Durante anos, repressões explosivas pontuaram o crescimento de operações fraudulentas ilícitas em todo o Sudeste Asiático. A demolição do KK Park em Myanmar – um notório “centro de fraudes” que alberga dezenas de milhares de pessoas forçadas à fraude – foi apresentada como uma vitória. No entanto, os operadores desapareceram antes da queda das bombas, deslocando-se e deixando para trás milhares de prováveis vítimas do tráfico.
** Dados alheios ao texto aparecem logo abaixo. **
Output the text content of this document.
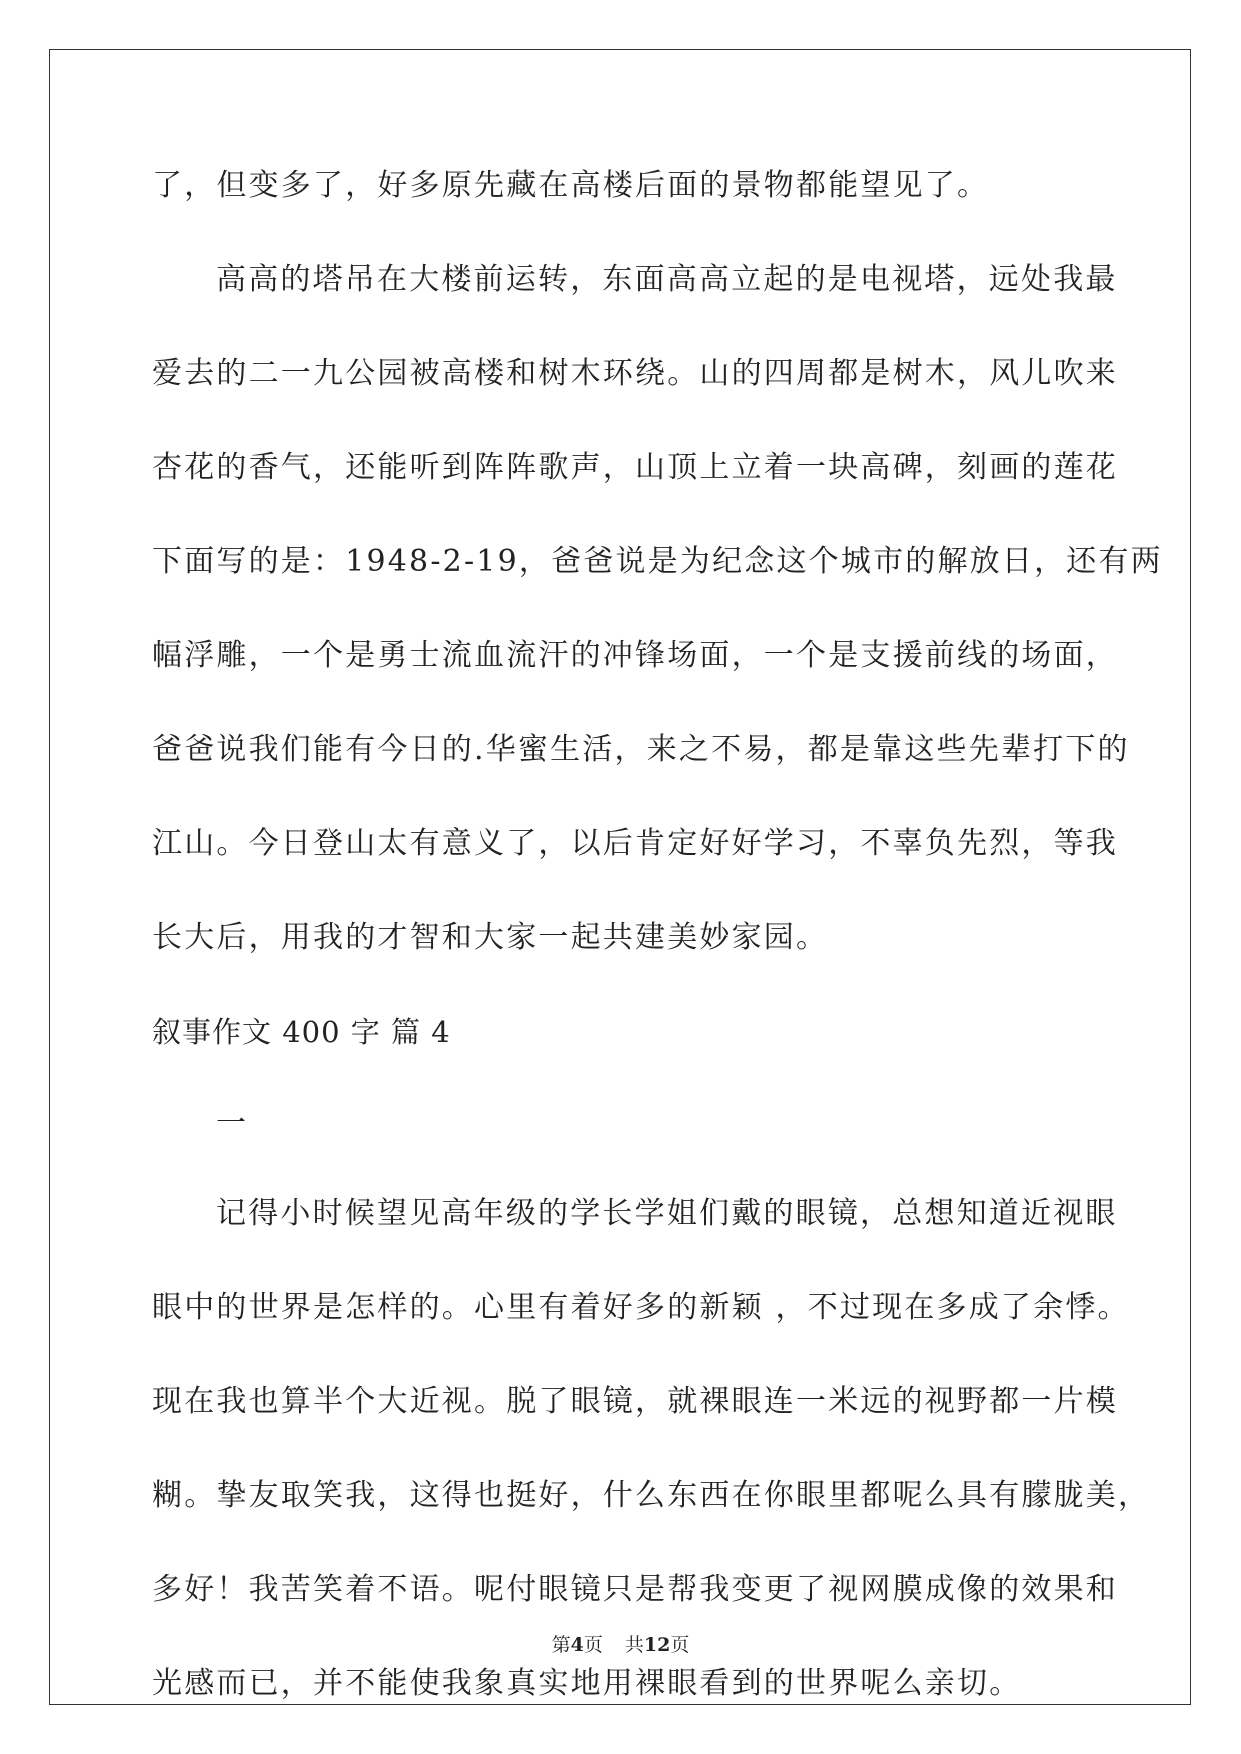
了，但变多了，好多原先藏在高楼后面的景物都能望见了。
高高的塔吊在大楼前运转，东面高高立起的是电视塔，远处我最
爱去的二一九公园被高楼和树木环绕。山的四周都是树木，风儿吹来
杏花的香气，还能听到阵阵歌声，山顶上立着一块高碑，刻画的莲花
下面写的是：1948-2-19，爸爸说是为纪念这个城市的解放日，还有两
幅浮雕，一个是勇士流血流汗的冲锋场面，一个是支援前线的场面，
爸爸说我们能有今日的.华蜜生活，来之不易，都是靠这些先辈打下的
江山。今日登山太有意义了，以后肯定好好学习，不辜负先烈，等我
长大后，用我的才智和大家一起共建美妙家园。
叙事作文 400 字 篇 4
一
记得小时候望见高年级的学长学姐们戴的眼镜，总想知道近视眼
眼中的世界是怎样的。心里有着好多的新颖 ，不过现在多成了余悸。
现在我也算半个大近视。脱了眼镜，就裸眼连一米远的视野都一片模
糊。挚友取笑我，这得也挺好，什么东西在你眼里都呢么具有朦胧美，
多好！我苦笑着不语。呢付眼镜只是帮我变更了视网膜成像的效果和
光感而已，并不能使我象真实地用裸眼看到的世界呢么亲切。
第4页 共12页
Este padrão não é uma excepção, mas sim a norma: uma evasão calculada que ilustra um problema mais profundo.
Os especialistas descrevem agora que a região está a entrar numa era de “estado fraudulento” – países onde a fraude em grande escala se tornou profundamente integrada em instituições, economias e até mesmo em governos. A indústria cresceu de tal forma que rivaliza em escala com o comércio global de drogas, gerando dezenas de milhares de milhões de dólares anualmente. Ao contrário do crime organizado tradicional, estas operações não são ocultas: operam abertamente, muitas vezes com impunidade.
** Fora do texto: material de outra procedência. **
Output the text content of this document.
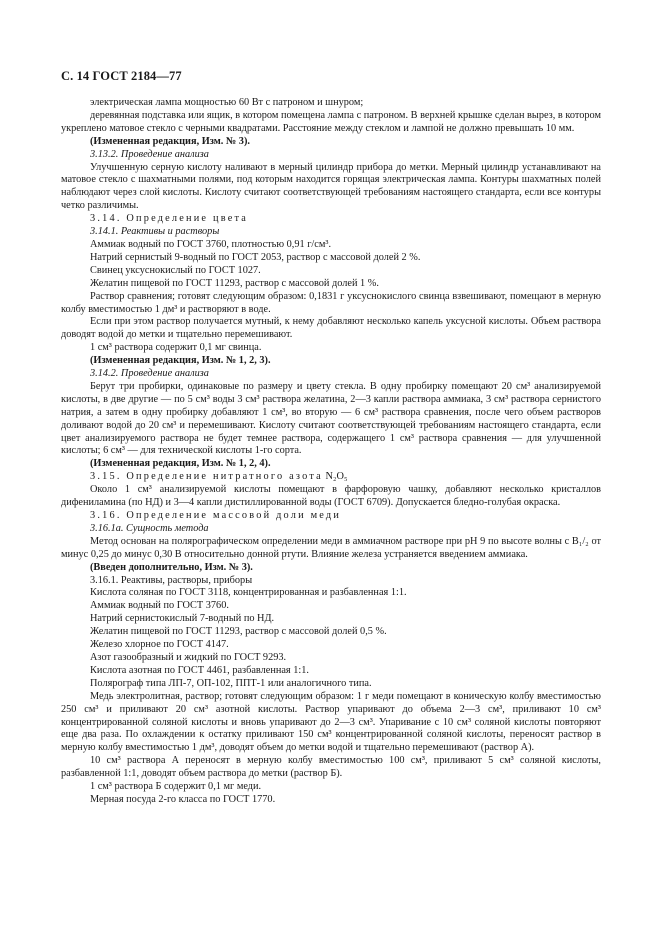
С. 14 ГОСТ 2184—77

электрическая лампа мощностью 60 Вт с патроном и шнуром;

деревянная подставка или ящик, в котором помещена лампа с патроном. В верхней крышке сделан вырез, в котором укреплено матовое стекло с черными квадратами. Расстояние между стеклом и лампой не должно превышать 10 мм.

(Измененная редакция, Изм. № 3).

3.13.2. Проведение анализа

Улучшенную серную кислоту наливают в мерный цилиндр прибора до метки. Мерный цилиндр устанавливают на матовое стекло с шахматными полями, под которым находится горящая электрическая лампа. Контуры шахматных полей наблюдают через слой кислоты. Кислоту считают соответствующей требованиям настоящего стандарта, если все контуры четко различимы.

3.14. Определение цвета

3.14.1. Реактивы и растворы

Аммиак водный по ГОСТ 3760, плотностью 0,91 г/см³.

Натрий сернистый 9-водный по ГОСТ 2053, раствор с массовой долей 2 %.

Свинец уксуснокислый по ГОСТ 1027.

Желатин пищевой по ГОСТ 11293, раствор с массовой долей 1 %.

Раствор сравнения; готовят следующим образом: 0,1831 г уксуснокислого свинца взвешивают, помещают в мерную колбу вместимостью 1 дм³ и растворяют в воде.

Если при этом раствор получается мутный, к нему добавляют несколько капель уксусной кислоты. Объем раствора доводят водой до метки и тщательно перемешивают.

1 см³ раствора содержит 0,1 мг свинца.

(Измененная редакция, Изм. № 1, 2, 3).

3.14.2. Проведение анализа

Берут три пробирки, одинаковые по размеру и цвету стекла. В одну пробирку помещают 20 см³ анализируемой кислоты, в две другие — по 5 см³ воды 3 см³ раствора желатина, 2—3 капли раствора аммиака, 3 см³ раствора сернистого натрия, а затем в одну пробирку добавляют 1 см³, во вторую — 6 см³ раствора сравнения, после чего объем растворов доливают водой до 20 см³ и перемешивают. Кислоту считают соответствующей требованиям настоящего стандарта, если цвет анализируемого раствора не будет темнее раствора, содержащего 1 см³ раствора сравнения — для улучшенной кислоты; 6 см³ — для технической кислоты 1-го сорта.

(Измененная редакция, Изм. № 1, 2, 4).

3.15. Определение нитратного азота N₂O₅

Около 1 см³ анализируемой кислоты помещают в фарфоровую чашку, добавляют несколько кристаллов дифениламина (по НД) и 3—4 капли дистиллированной воды (ГОСТ 6709). Допускается бледно-голубая окраска.

3.16. Определение массовой доли меди

3.16.1а. Сущность метода

Метод основан на полярографическом определении меди в аммиачном растворе при pH 9 по высоте волны с B₁/₂ от минус 0,25 до минус 0,30 В относительно донной ртути. Влияние железа устраняется введением аммиака.

(Введен дополнительно, Изм. № 3).

3.16.1. Реактивы, растворы, приборы

Кислота соляная по ГОСТ 3118, концентрированная и разбавленная 1:1.

Аммиак водный по ГОСТ 3760.

Натрий сернистокислый 7-водный по НД.

Желатин пищевой по ГОСТ 11293, раствор с массовой долей 0,5 %.

Железо хлорное по ГОСТ 4147.

Азот газообразный и жидкий по ГОСТ 9293.

Кислота азотная по ГОСТ 4461, разбавленная 1:1.

Полярограф типа ЛП-7, ОП-102, ППТ-1 или аналогичного типа.

Медь электролитная, раствор; готовят следующим образом: 1 г меди помещают в коническую колбу вместимостью 250 см³ и приливают 20 см³ азотной кислоты. Раствор упаривают до объема 2—3 см³, приливают 10 см³ концентрированной соляной кислоты и вновь упаривают до 2—3 см³. Упаривание с 10 см³ соляной кислоты повторяют еще два раза. По охлаждении к остатку приливают 150 см³ концентрированной соляной кислоты, переносят раствор в мерную колбу вместимостью 1 дм³, доводят объем до метки водой и тщательно перемешивают (раствор А).

10 см³ раствора А переносят в мерную колбу вместимостью 100 см³, приливают 5 см³ соляной кислоты, разбавленной 1:1, доводят объем раствора до метки (раствор Б).

1 см³ раствора Б содержит 0,1 мг меди.

Мерная посуда 2-го класса по ГОСТ 1770.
A Industrialização da Fraude
O que começou como fraudes online de pequena escala transformou-se numa economia política industrial altamente organizada. Nos últimos cinco anos, a fraude tornou-se uma força económica dominante na sub-região do Mekong, impulsionando a corrupção e remodelando a governação. Apesar das negações oficiais, os governos de Mianmar, Camboja e Laos demonstraram pouco interesse genuíno em eliminar uma indústria que alimenta as suas economias. As repressões são frequentemente descritas como táticas de “Whack-a-Mole”: ações performativas que visam jogadores menores, deixando intactas as redes principais.
O cerne desta economia ilícita reside em fraudes de “abate de porcos”, em que as vítimas são aliciadas em relacionamentos online antes de serem defraudadas em quantias exorbitantes. Tecnologia sofisticada, incluindo IA generativa, deepfakes e sites clonados, agora impulsiona essas operações. As vítimas relatam perder em média US$ 155.000 cada, muitas vezes mais da metade de seu patrimônio líquido.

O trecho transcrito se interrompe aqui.